One of the signs that a person is not going to last long in the art is their level of frustration or boredom with practicing the basics (Kihon Waza). I remember demonstrating a fairly complex drill one time, watching a pair of beginners do it exactly twice, and having one of them say, “ok I got that, can we do something different now?” My jaw must have dropped. Here’s a beginner who believes he can master the martial arts by practicing each drill or technique once or twice – best of luck.
If you’ve ever been to a pro basketball game, what happens before the game? The teams come out on the court and warm up by practicing shooting baskets, they practice passing and throwing free-throws. The best skilled athletes in the world practice their basics daily. Professional boxers still jump rope, hit the heavy bag and speed bag every day. Even if you have gotten to a level of relative mastery – practice of basics is necessary to keep your skills.
At the risk of sounding like my grandfather who tells stories of walking to school in 9 feet of snow: When I was coming up in jujutsu, my teacher would sometimes have us practice the same 10 basic movements for 3 solid hours with no breaks. A lot of people dropped out, they didn’t have the mental fortitude to keep training like that. Those who stuck with it got very good very fast. The movements became second nature. Their body alignments and kinesthetic awareness grew quickly. Advanced techniques became easier to learn. They moved like jujutsuka.

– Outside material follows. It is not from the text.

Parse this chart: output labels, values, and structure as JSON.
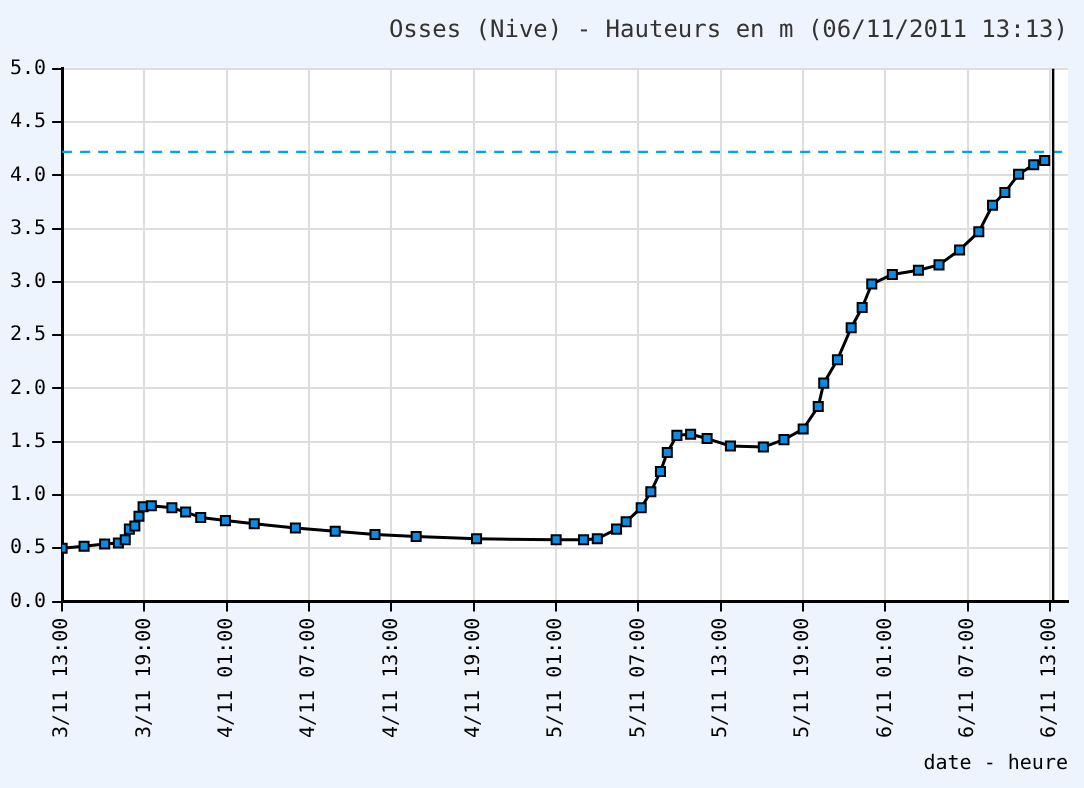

One day, I spotted a man walking about 1/2 mile down a busy street. I couldn’t see who he was, but could tell by how he moved that he was one of my training partners. He spotted me walking towards him at the same time and his hand went up in a wave. I waved back. When I got closer, sure enough, it was a buddy of mine from the dojo.
It is very difficult to practice basics too much. What you are doing with repetition is building efficient neural pathways and “muscle memory”. By practicing properly, and getting adjusted by an instructor with a keen eye, you will instinctively form proper body alignment when executing under stress.